Em Pernambuco, Mendonça Filho (PFL) era vice e herdou o mandato de Jarbas Vasconcelos, que renunciou para disputar o Senado e teve sucesso ao reduzir a relação dívida/receita de 1,10 para 0,83. Mas deve ter um duro segundo turno pela frente contra Humberto Costa (PT) ou Eduardo Campos (PSB). "Lá não souberam manter a receita em ritmo ascendente depois de usados os recursos da privatização da empresa elétrica do Estado", disse Velloso.

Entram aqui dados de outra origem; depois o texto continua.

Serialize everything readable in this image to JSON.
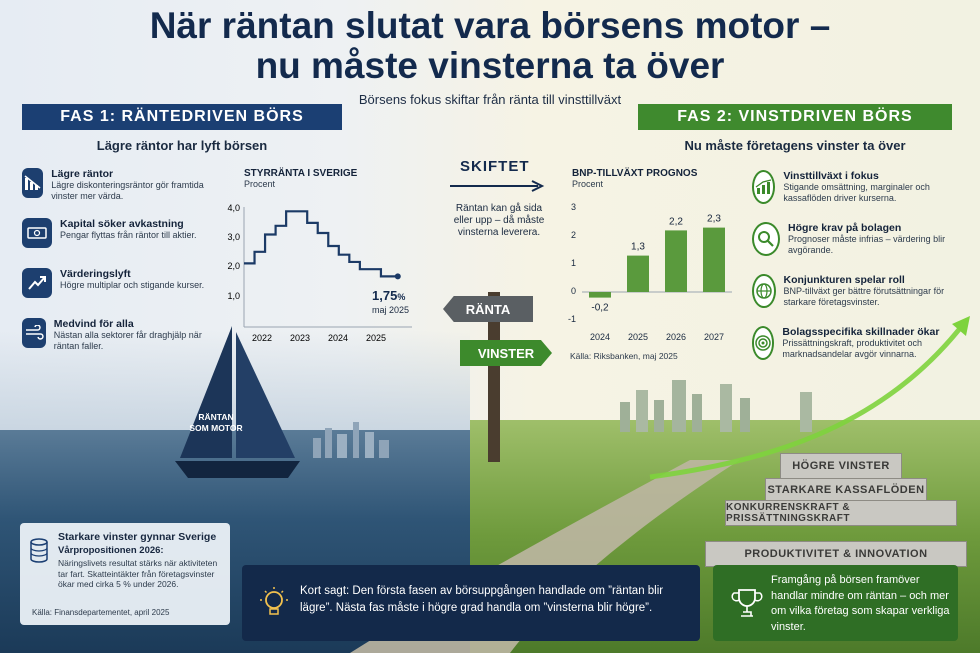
{
  "title_line1": "När räntan slutat vara börsens motor –",
  "title_line2": "nu måste vinsterna ta över",
  "subtitle": "Börsens fokus skiftar från ränta till vinsttillväxt",
  "phase1": {
    "label": "FAS 1: RÄNTEDRIVEN BÖRS",
    "sub": "Lägre räntor har lyft börsen",
    "items": [
      {
        "title": "Lägre räntor",
        "text": "Lägre diskonteringsräntor gör framtida vinster mer värda.",
        "icon": "chart-down-icon"
      },
      {
        "title": "Kapital söker avkastning",
        "text": "Pengar flyttas från räntor till aktier.",
        "icon": "cash-stack-icon"
      },
      {
        "title": "Värderingslyft",
        "text": "Högre multiplar och stigande kurser.",
        "icon": "trend-up-icon"
      },
      {
        "title": "Medvind för alla",
        "text": "Nästan alla sektorer får draghjälp när räntan faller.",
        "icon": "wind-icon"
      }
    ]
  },
  "rate_chart": {
    "title": "STYRRÄNTA I SVERIGE",
    "unit": "Procent",
    "y_ticks": [
      "4,0",
      "3,0",
      "2,0",
      "1,0"
    ],
    "x_ticks": [
      "2022",
      "2023",
      "2024",
      "2025"
    ],
    "end_value": "1,75",
    "end_unit": "%",
    "end_date": "maj 2025"
  },
  "chart_data": [
    {
      "type": "line",
      "title": "STYRRÄNTA I SVERIGE",
      "ylabel": "Procent",
      "x": [
        2021.75,
        2022.0,
        2022.25,
        2022.5,
        2022.75,
        2023.0,
        2023.25,
        2023.5,
        2023.75,
        2024.0,
        2024.25,
        2024.5,
        2024.75,
        2025.0,
        2025.25,
        2025.4
      ],
      "values": [
        2.2,
        2.6,
        3.2,
        3.5,
        4.0,
        4.0,
        3.6,
        3.25,
        2.8,
        2.5,
        2.25,
        2.0,
        2.0,
        1.75,
        1.75,
        1.75
      ],
      "ylim": [
        0,
        4.2
      ]
    },
    {
      "type": "bar",
      "title": "BNP-TILLVÄXT PROGNOS",
      "ylabel": "Procent",
      "categories": [
        "2024",
        "2025",
        "2026",
        "2027"
      ],
      "values": [
        -0.2,
        1.3,
        2.2,
        2.3
      ],
      "ylim": [
        -1,
        3
      ]
    }
  ],
  "gdp_chart": {
    "title": "BNP-TILLVÄXT PROGNOS",
    "unit": "Procent",
    "y_ticks": [
      "3",
      "2",
      "1",
      "0",
      "-1"
    ],
    "categories": [
      "2024",
      "2025",
      "2026",
      "2027"
    ],
    "labels": [
      "-0,2",
      "1,3",
      "2,2",
      "2,3"
    ],
    "source": "Källa: Riksbanken, maj 2025"
  },
  "shift": {
    "label": "SKIFTET",
    "text": "Räntan kan gå sida eller upp – då måste vinsterna leverera.",
    "sign_left": "RÄNTA",
    "sign_right": "VINSTER"
  },
  "boat_label": "RÄNTAN SOM MOTOR",
  "phase2": {
    "label": "FAS 2: VINSTDRIVEN BÖRS",
    "sub": "Nu måste företagens vinster ta över",
    "items": [
      {
        "title": "Vinsttillväxt i fokus",
        "text": "Stigande omsättning, marginaler och kassaflöden driver kurserna.",
        "icon": "growth-chart-icon"
      },
      {
        "title": "Högre krav på bolagen",
        "text": "Prognoser måste infrias – värdering blir avgörande.",
        "icon": "magnifier-icon"
      },
      {
        "title": "Konjunkturen spelar roll",
        "text": "BNP-tillväxt ger bättre förutsättningar för starkare företagsvinster.",
        "icon": "globe-icon"
      },
      {
        "title": "Bolagsspecifika skillnader ökar",
        "text": "Prissättningskraft, produktivitet och marknadsandelar avgör vinnarna.",
        "icon": "target-icon"
      }
    ]
  },
  "steps": [
    "HÖGRE VINSTER",
    "STARKARE KASSAFLÖDEN",
    "KONKURRENSKRAFT & PRISSÄTTNINGSKRAFT",
    "PRODUKTIVITET & INNOVATION"
  ],
  "box_left": {
    "title": "Starkare vinster gynnar Sverige",
    "subtitle": "Vårpropositionen 2026:",
    "text": "Näringslivets resultat stärks när aktiviteten tar fart. Skatteintäkter från företagsvinster ökar med cirka 5 % under 2026.",
    "source": "Källa: Finansdepartementet, april 2025"
  },
  "box_mid": {
    "text": "Kort sagt: Den första fasen av börsuppgången handlade om ”räntan blir lägre”. Nästa fas måste i högre grad handla om ”vinsterna blir högre”."
  },
  "box_right": {
    "text": "Framgång på börsen framöver handlar mindre om räntan – och mer om vilka företag som skapar verkliga vinster."
  }
}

Os próprios economistas admitem, contudo, que a situação financeira dos Estados está longe de ser a explicação única para a reeleição de 90% dos governadores que concorrem a mais quatro anos. "O favoritismo de Lula na eleição presidencial gera uma satisfação difusa no eleitorado com os administradores em geral. A população tem dificuldade em diferenciar o que é responsabilidade do governo federal e o que é o do governo estadual. Os próprios governadores às vezes incentivam esta confusão", disse Khair.

As pesquisas divulgadas esta semana mostram que a chance de segundo turno aumentou na reta final. Pelos resultados disponíveis, haveria segundo turno em cinco Estados: Rio de Janeiro, Alagoas, Goiás, Pernambuco e Rio Grande do Sul. Há dez dias, apenas os dois últimos realizariam uma segunda rodada. Existe uma situação indefinida em relação a um segundo turno no Paraná, Sergipe, Paraíba e Tocantins. Ainda assim, é a disputa entre candidatos a governador menos competitiva desde que o instituto da reeleição foi introduzido. Em 1998, o segundo turno ocorreu em onze estados. Em 2002, em quinze.

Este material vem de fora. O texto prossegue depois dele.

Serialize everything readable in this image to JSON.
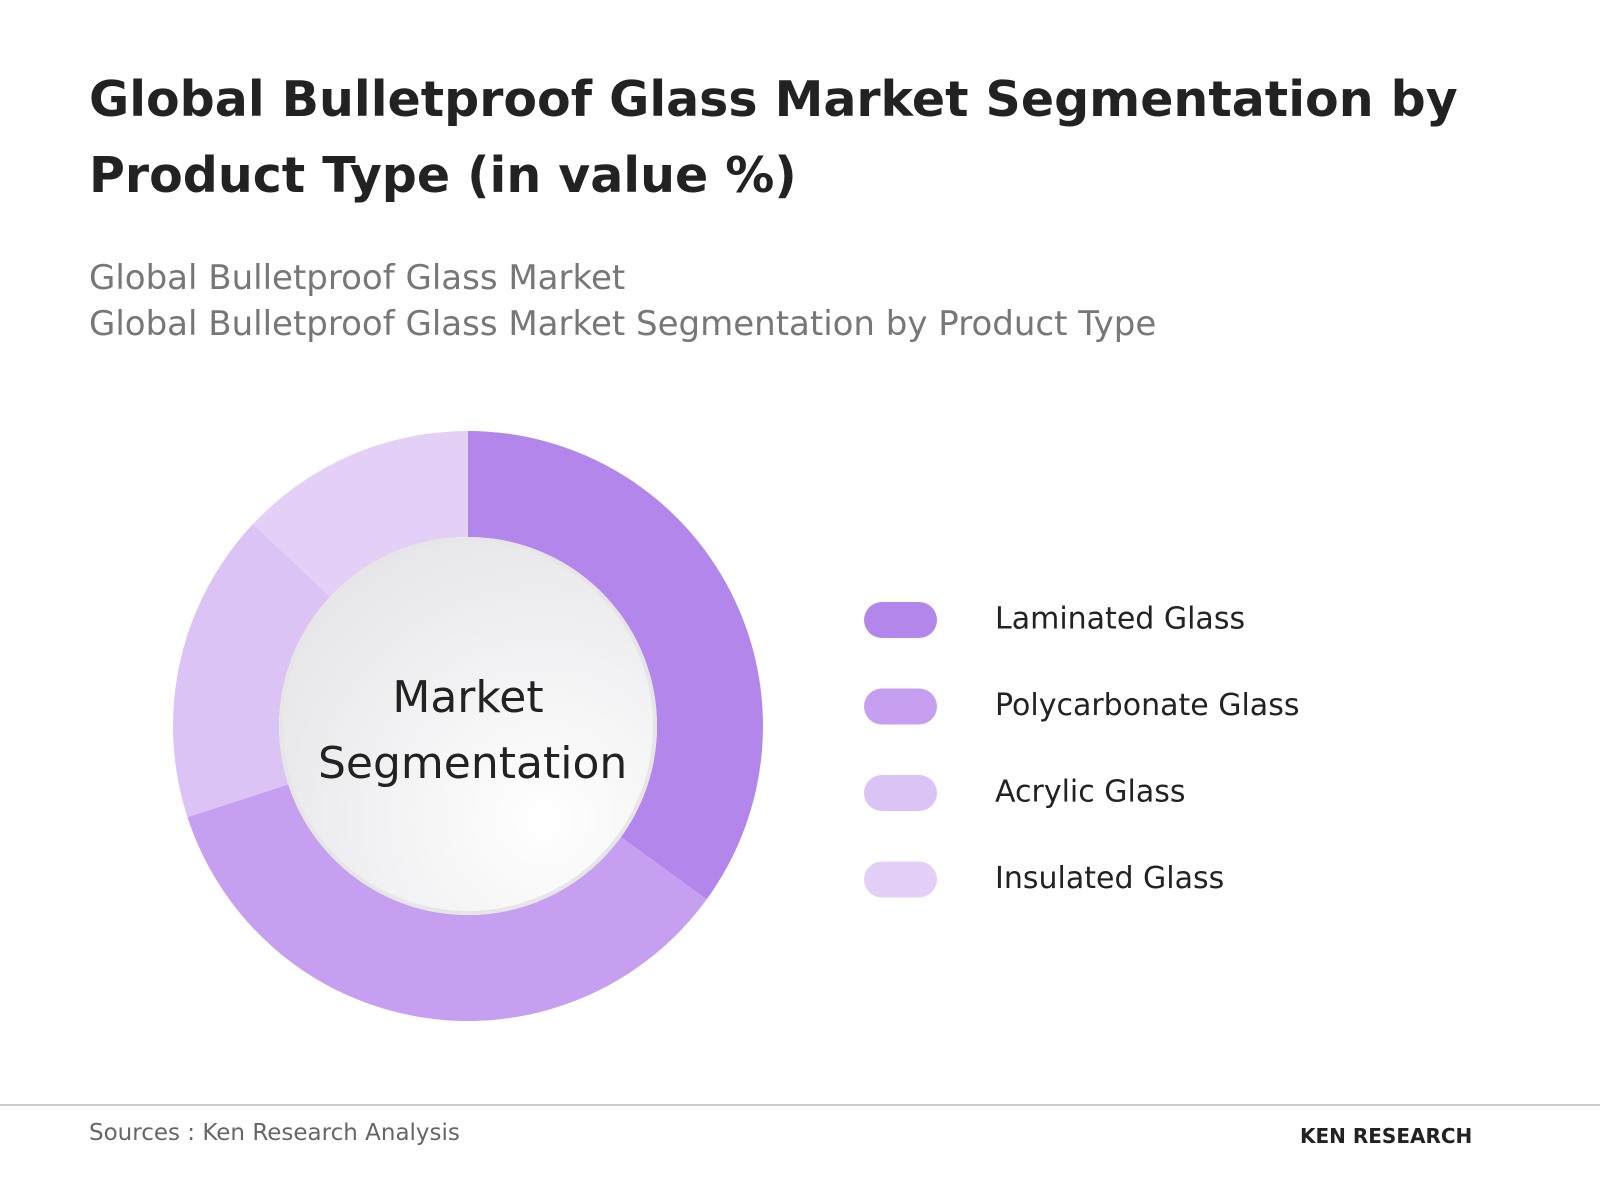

A evolução dos candidatos na reta final de campanha reforçou a tendência de continuidade. Em Sergipe, um dos raros governadores em desvantagem nas pesquisas, João Alves (PFL) está hoje em empate técnico , com um ponto percentual de vantagem. contra Marcelo Deda (PT). Em Alagoas, o candidato situacionista, o senador Teotônio Vilella Filho (PSDB), está agora um ponto percentual a frente de João Lyra (PTB). Candidatos que representam a oposição em termos locais só estão na dianteira em Goiás, Maranhão, Distrito Federal e Mato Grosso do Sul. Ainda assim, o conceito de renovação só pode ser usado em termos relativos. No Maranhão, a candidata pefelista Roseana Sarney está rompida com o governador José Reinaldo Tavares, mas ambos pertenciam ao grupo político do ex-presidente e senador José Sarney (PMDB-AP) até 2004. No Distrito Federal, o pefelista José Roberto Arruda , que venceria no primeiro turno, nunca fez oposição ao grupo político do ex-governador Joaquim Roriz, eleito em 2002.